MIDI is an acronym that stands for Musical Instrument Digital Interface. Basically it’s a protocol that links two forms and communicate which sound to use and for how much time. The history of MIDI is It was first introduced to solve the problem of the linkage between musical instruments. The goal was to link two or more keyboards and get the sound from both of them while using only one. Since the first electronic synthesizers generated poor and basic sounds, thew were trying to add up more sounds to get a richer sound, with more complex harmonic contents. This issue was engaged in the ‘70s, but the resulting methods weren’t versatile enough to form an universal standard. Originally, the linkage was possible only between identical instruments or devices from the same manufacturer. Oberheim and Roland, for example, implemented an interfacing system in their instruments. The problem was that these interfaces were based on proprietary algorithms, so the system would be able to link instruments only from the same manufacturer.
The history of MIDI standard began when the prototype of the MIDI interface was presented in 1981 from two Sequential Circuit (SCI) designers: Dave Smith and Chet Wood. They proposed the first specifications of MIDI in a paper published with the name of “The complete SCI MIDI”. They chose the right path to follow, in fact the worldwide resonance was immediate. This event resulted in a quick and direct coalition between the most important companies of the music sector. The first digital instruments producers to participate to the defining and the spreading of the MIDI protocol were SCI, Roland, Korg, Yamaha and Kawai.

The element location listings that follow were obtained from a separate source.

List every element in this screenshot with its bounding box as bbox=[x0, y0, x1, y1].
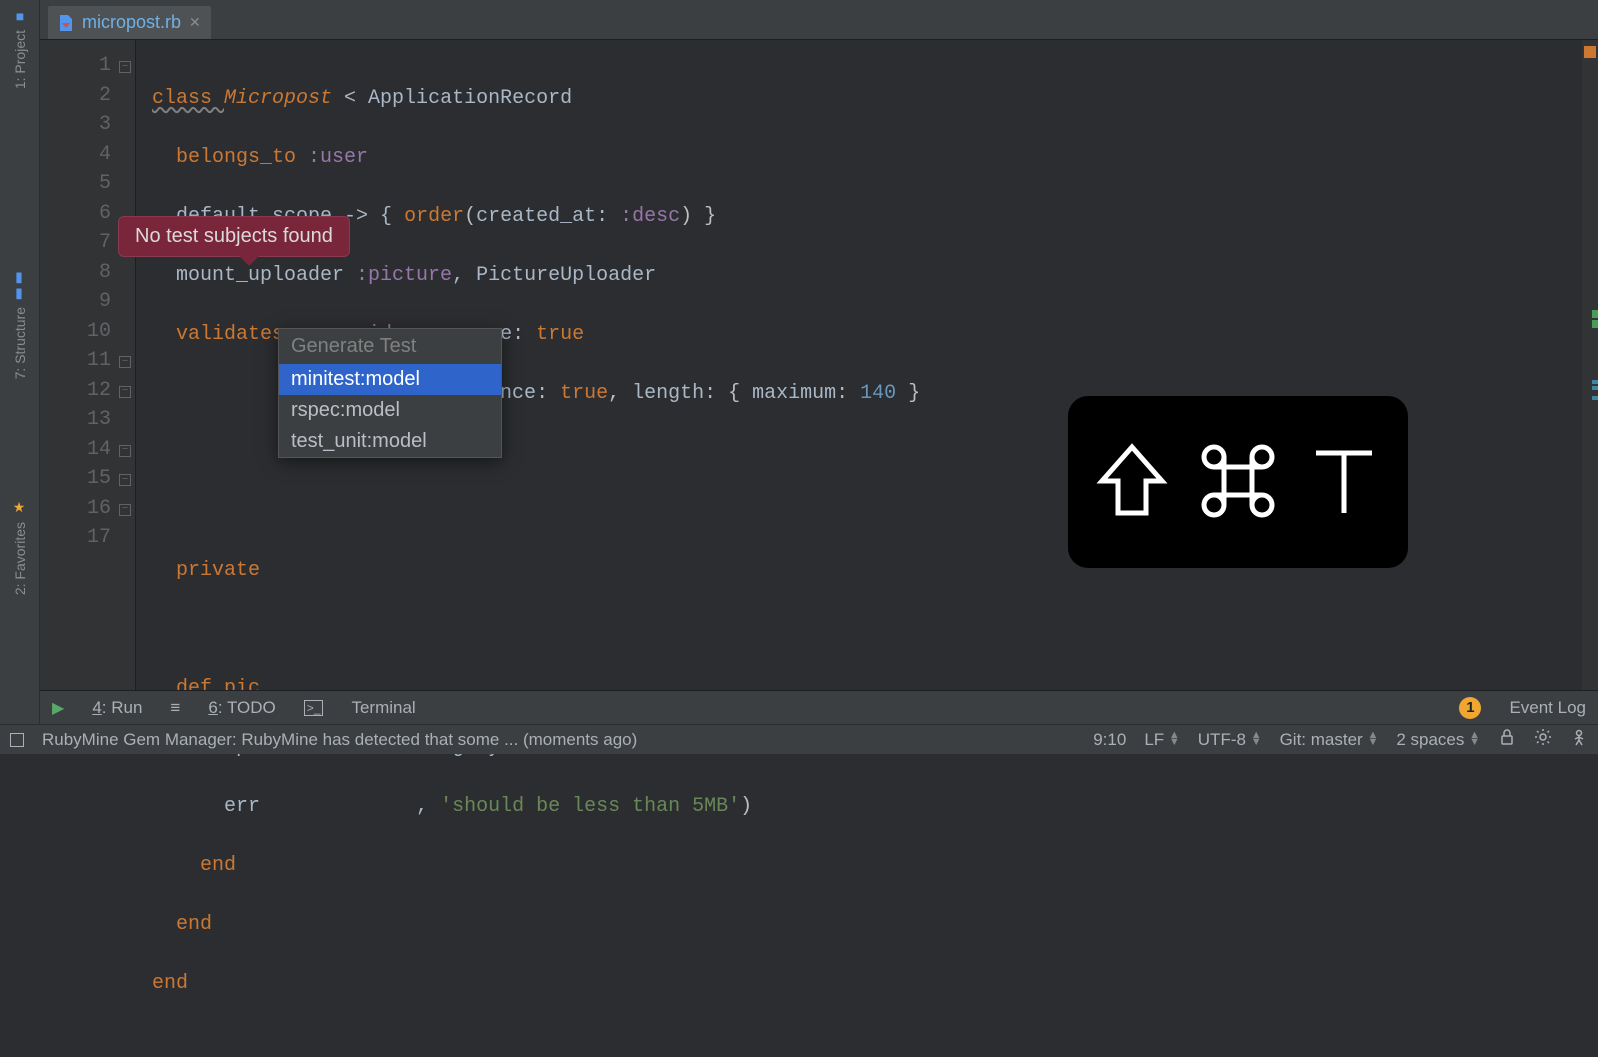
changed-marker[interactable] bbox=[1592, 320, 1598, 328]
fold-toggle[interactable]: − bbox=[119, 61, 131, 73]
generate-test-popup: Generate Test minitest:model rspec:model… bbox=[278, 328, 502, 458]
nav-marker[interactable] bbox=[1592, 386, 1598, 390]
letter-t-key-icon bbox=[1308, 441, 1380, 524]
fold-toggle[interactable]: − bbox=[119, 445, 131, 457]
project-label: 1: Project bbox=[12, 30, 28, 89]
structure-icon: ▮▮ bbox=[12, 269, 28, 301]
editor: 1− 2 3 4 5 6 7 8 9 10 11− 12− 13 14− 15−… bbox=[40, 40, 1598, 690]
line-number: 11− bbox=[40, 349, 135, 379]
tooltip-text: No test subjects found bbox=[135, 225, 333, 247]
fold-toggle[interactable]: − bbox=[119, 386, 131, 398]
line-number: 16− bbox=[40, 497, 135, 527]
line-separator[interactable]: LF ▲▼ bbox=[1144, 730, 1179, 750]
gutter: 1− 2 3 4 5 6 7 8 9 10 11− 12− 13 14− 15−… bbox=[40, 40, 136, 690]
line-number: 1− bbox=[40, 54, 135, 84]
tab-filename: micropost.rb bbox=[82, 12, 181, 33]
shift-key-icon bbox=[1096, 441, 1168, 524]
left-tool-rail: 1: Project ■ 7: Structure ▮▮ 2: Favorite… bbox=[0, 0, 40, 754]
fold-toggle[interactable]: − bbox=[119, 504, 131, 516]
line-number: 12− bbox=[40, 379, 135, 409]
right-marker-stripe[interactable] bbox=[1582, 40, 1598, 690]
line-number: 3 bbox=[40, 113, 135, 143]
gear-icon[interactable] bbox=[1534, 728, 1552, 751]
fold-toggle[interactable]: − bbox=[119, 356, 131, 368]
tool-window-favorites[interactable]: 2: Favorites ★ bbox=[12, 500, 28, 595]
ruby-file-icon bbox=[58, 14, 74, 32]
notification-badge[interactable]: 1 bbox=[1459, 697, 1481, 719]
caret-position[interactable]: 9:10 bbox=[1093, 730, 1126, 750]
run-icon: ▶ bbox=[52, 698, 64, 718]
line-number: 5 bbox=[40, 172, 135, 202]
tool-window-run[interactable]: 4: Run bbox=[92, 698, 142, 718]
command-key-icon bbox=[1198, 441, 1278, 524]
close-icon[interactable]: ✕ bbox=[189, 14, 201, 31]
nav-marker[interactable] bbox=[1592, 380, 1598, 384]
tooltip-no-test-subjects: No test subjects found bbox=[118, 216, 350, 257]
tooltip-arrow-icon bbox=[239, 256, 259, 266]
popup-title: Generate Test bbox=[279, 329, 501, 364]
tool-windows-toggle-icon[interactable] bbox=[10, 733, 24, 747]
line-number: 13 bbox=[40, 408, 135, 438]
structure-label: 7: Structure bbox=[12, 307, 28, 379]
popup-item-rspec[interactable]: rspec:model bbox=[279, 395, 501, 426]
editor-tab-micropost[interactable]: micropost.rb ✕ bbox=[48, 6, 211, 39]
keyboard-shortcut-overlay bbox=[1068, 396, 1408, 568]
terminal-icon: >_ bbox=[304, 700, 324, 716]
changed-marker[interactable] bbox=[1592, 310, 1598, 318]
line-number: 14− bbox=[40, 438, 135, 468]
line-number: 15− bbox=[40, 467, 135, 497]
status-message: RubyMine Gem Manager: RubyMine has detec… bbox=[42, 730, 637, 750]
line-number: 10 bbox=[40, 320, 135, 350]
popup-item-testunit[interactable]: test_unit:model bbox=[279, 426, 501, 457]
bottom-tool-row: ▶ 4: Run ≡ 6: TODO >_ Terminal 1 Event L… bbox=[40, 690, 1598, 724]
star-icon: ★ bbox=[12, 500, 28, 516]
file-encoding[interactable]: UTF-8 ▲▼ bbox=[1198, 730, 1262, 750]
line-number: 9 bbox=[40, 290, 135, 320]
line-number: 17 bbox=[40, 526, 135, 556]
git-branch[interactable]: Git: master ▲▼ bbox=[1280, 730, 1379, 750]
fold-toggle[interactable]: − bbox=[119, 474, 131, 486]
memory-indicator-icon[interactable] bbox=[1570, 728, 1588, 751]
tool-window-terminal[interactable]: Terminal bbox=[351, 698, 415, 718]
editor-tab-row: micropost.rb ✕ bbox=[40, 0, 1598, 40]
tool-window-project[interactable]: 1: Project ■ bbox=[12, 8, 28, 89]
tool-window-structure[interactable]: 7: Structure ▮▮ bbox=[12, 269, 28, 379]
warning-marker[interactable] bbox=[1584, 46, 1596, 58]
indent-setting[interactable]: 2 spaces ▲▼ bbox=[1396, 730, 1480, 750]
list-icon: ≡ bbox=[170, 698, 180, 718]
popup-item-minitest[interactable]: minitest:model bbox=[279, 364, 501, 395]
lock-icon[interactable] bbox=[1498, 728, 1516, 751]
folder-icon: ■ bbox=[12, 8, 28, 24]
status-bar: RubyMine Gem Manager: RubyMine has detec… bbox=[0, 724, 1598, 754]
line-number: 8 bbox=[40, 261, 135, 291]
line-number: 4 bbox=[40, 143, 135, 173]
tool-window-todo[interactable]: 6: TODO bbox=[208, 698, 275, 718]
line-number: 2 bbox=[40, 84, 135, 114]
nav-marker[interactable] bbox=[1592, 396, 1598, 400]
event-log-button[interactable]: Event Log bbox=[1509, 698, 1586, 718]
favorites-label: 2: Favorites bbox=[12, 522, 28, 595]
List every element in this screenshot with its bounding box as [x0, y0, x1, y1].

The first synthesizer ever provided with MIDI ports was the Sequential “Prophet 600”, a 6 voice 61 key synthesizer produced in 1982. At the January, 1983 NAMM convention, this instrument successfully communicated with a Roland Jupiter-6 synthesizer in the first public demonstration of the MIDI protocol. From that day, every synthesizer (and all the electronic instruments) incorporated the MIDI ports. The list of musical instruments’ manufacturers interested in MIDI grew quickly, and two committees were created: the American MMA (Midi Manufacturer Association) and the Japanese JMSC (Japanese MIDI Standard Commitee). The purpose of these two associations is to ensure compatibility between MIDI instruments and to improve their potential. MIDI’s introduction coincided with the dawn of the personal computer era and the introductions of samplers and digital synthesizers. The creative possibilities brought about by MIDI technology have been credited as having helped to revive the music industry in the 1980s. The introduction of MIDI also saw a shift from real time recording towards the integration of pre-programmed MIDI-controlled parts as major components of many recordings. This meant that there was a major shift in the ways in which many recordings were made. No longer were multitrack recordings solely the fusion of individual performances of musicians (albeit played at different times) mixed into a coherent whole. The advent of sequencing and MIDI meant that significant parts of recordings had never been ‘played’ in a traditional sense by any one individual.

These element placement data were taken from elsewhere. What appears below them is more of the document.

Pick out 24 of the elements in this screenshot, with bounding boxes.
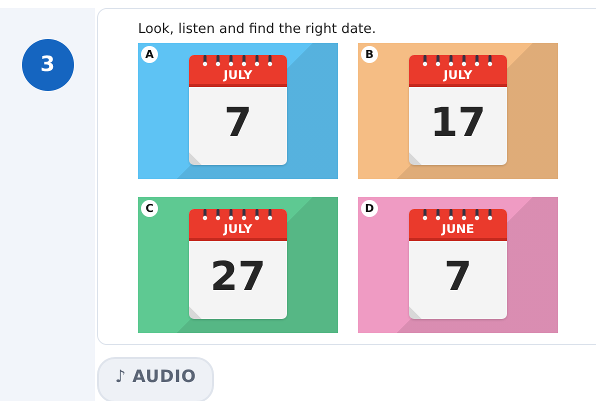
calendar-day: 17 bbox=[409, 103, 507, 143]
instruction-text: Look, listen and find the right date. bbox=[138, 21, 377, 37]
option-letter: C bbox=[141, 200, 158, 217]
calendar-day: 27 bbox=[189, 257, 287, 297]
calendar-month: JULY bbox=[224, 68, 252, 82]
answer-option-picture[interactable]: B JULY 17 bbox=[358, 43, 558, 179]
binder-rings-icon bbox=[201, 209, 275, 221]
calendar-day: 7 bbox=[409, 257, 507, 297]
binder-rings-icon bbox=[421, 55, 495, 67]
calendar-month: JULY bbox=[444, 68, 472, 82]
calendar-month: JUNE bbox=[442, 222, 474, 236]
answer-option-picture[interactable]: D JUNE 7 bbox=[358, 197, 558, 333]
calendar-month: JULY bbox=[224, 222, 252, 236]
option-letter: D bbox=[361, 200, 378, 217]
option-letter: B bbox=[361, 46, 378, 63]
question-number: 3 bbox=[22, 39, 74, 91]
binder-rings-icon bbox=[201, 55, 275, 67]
answer-option-picture[interactable]: A JULY 7 bbox=[138, 43, 338, 179]
music-note-icon: ♪ bbox=[115, 367, 126, 387]
audio-button[interactable]: ♪ AUDIO bbox=[97, 357, 214, 401]
option-letter: A bbox=[141, 46, 158, 63]
binder-rings-icon bbox=[421, 209, 495, 221]
answer-option-picture[interactable]: C JULY 27 bbox=[138, 197, 338, 333]
calendar-day: 7 bbox=[189, 103, 287, 143]
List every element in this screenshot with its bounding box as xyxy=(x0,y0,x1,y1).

In 1985 the International MIDI Association published the specifications 1.0, making it a standard. The MIDI standard was unveiled by Ikutaro Kakehashi and Dave Smith, who both later received Technical Grammy Awards in 2013 for their key roles in the development of MIDI. This specs relate to both hardware, like circuit characteristics of MIDI ports and electric levels of the signals, and software, like the types of messages, the encoding etc. From 1985 onwards many changes have been made to the original specs, but the hardware properties of MIDI ports remained unchanged so far.